Norfolk Red by Mike Pentelow
Lawrence & Wishart, £13.99
Agricultural workers have a treasured place in the annals of the trade union movement. Each year there are rallies to remember the Tolpuddle Martyrs and the Burston Strike School when the establishment tried to squash the collective action of workers. In the rich tradition of fighting back, Wilf Page is synonymous with the struggle for justice and decency.
Mike Pentelow, for many years editor of The Landworker, the radical paper of, by and for countryside workers, has now chronicled Wilf’s life. In collaboration with the Marx Memorial Library and Unite, now home of the National Union of Agricultural Workers, he has taken on the late Peter Kentfield’s original work to detail a life full of incident, commitment, principle and compassion.

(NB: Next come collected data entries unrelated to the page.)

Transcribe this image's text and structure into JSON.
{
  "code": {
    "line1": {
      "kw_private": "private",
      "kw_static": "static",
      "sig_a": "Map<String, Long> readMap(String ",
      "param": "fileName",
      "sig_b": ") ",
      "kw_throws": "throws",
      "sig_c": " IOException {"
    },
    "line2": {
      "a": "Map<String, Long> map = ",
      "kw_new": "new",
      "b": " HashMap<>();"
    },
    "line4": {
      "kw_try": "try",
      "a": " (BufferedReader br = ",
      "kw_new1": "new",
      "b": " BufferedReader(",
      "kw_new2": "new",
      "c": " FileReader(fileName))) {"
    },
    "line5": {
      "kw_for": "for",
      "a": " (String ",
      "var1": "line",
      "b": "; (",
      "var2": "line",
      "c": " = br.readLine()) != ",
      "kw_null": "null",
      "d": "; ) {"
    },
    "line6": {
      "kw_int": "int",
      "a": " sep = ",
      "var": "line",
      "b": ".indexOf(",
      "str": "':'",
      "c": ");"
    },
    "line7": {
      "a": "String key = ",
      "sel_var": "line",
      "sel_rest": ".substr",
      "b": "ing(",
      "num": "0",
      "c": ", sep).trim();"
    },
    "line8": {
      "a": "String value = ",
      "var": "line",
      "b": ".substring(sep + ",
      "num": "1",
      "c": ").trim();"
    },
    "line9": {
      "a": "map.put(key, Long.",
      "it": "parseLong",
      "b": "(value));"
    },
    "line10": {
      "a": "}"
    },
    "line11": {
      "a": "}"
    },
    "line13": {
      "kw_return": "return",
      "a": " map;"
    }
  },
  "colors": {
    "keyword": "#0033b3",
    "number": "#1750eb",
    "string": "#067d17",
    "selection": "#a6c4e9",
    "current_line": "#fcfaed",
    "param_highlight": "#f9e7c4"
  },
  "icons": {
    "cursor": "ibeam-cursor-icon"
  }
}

It takes a gutsy character to be elected – and re-elected – as a communist councillor in true blue rural Norfolk. Wilf was that man. Norfolk Red refers to a breed of bull – as well as his political beliefs – which is an apt analogy. Pentelow tells how Wilf grew up in rural poverty and then had to move from job to job because of his political activities. A picture emerges of a man determined to do the right thing for his fellow men and women, unafraid of the personal consequences and committed to his political and trade union principles. The passage detailing his resignation from the Labour Party is particularly telling and should be required reading for the current leadership. His unwillingness to give in, especially when dealing with the iniquities of tied housing, is an example to all of us in the labour movement.

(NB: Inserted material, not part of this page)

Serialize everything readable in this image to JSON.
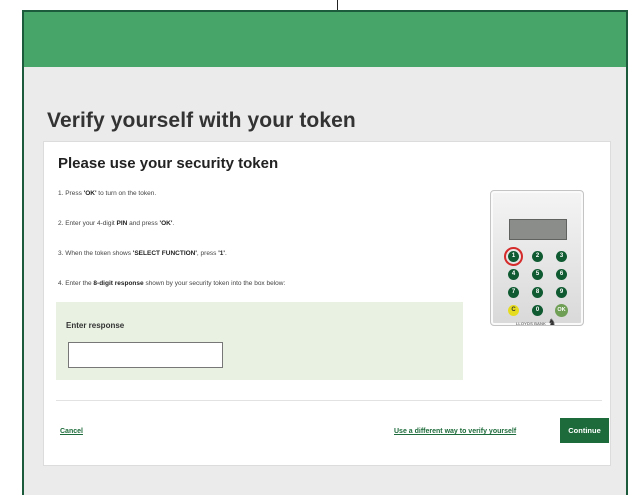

Equally his struggle to get a hearing in his own trade union and how, ultimately, his passion and dignity prevailed should be an object lesson for trade union leaders. Wilf’s life shows how holding true to principles to make things happen is often more important than differing political views. That he fought to the end of his days for just causes and received the plaudits of his peers and latter day union leaders is testament to his struggle and how ill-advised those earlier leaders were.
Union man, Marxist, councillor, pensioner’s activist and internationalist, Wilf Page deserves his place in the pantheon of great trade unionists. Mike Pentelow has captured the essence of the man as activist and pioneer. For those tempted to say today’s unions are an irrelevance, they should read this book and reflect that, without people like Wilf Page, our lives would be the poorer.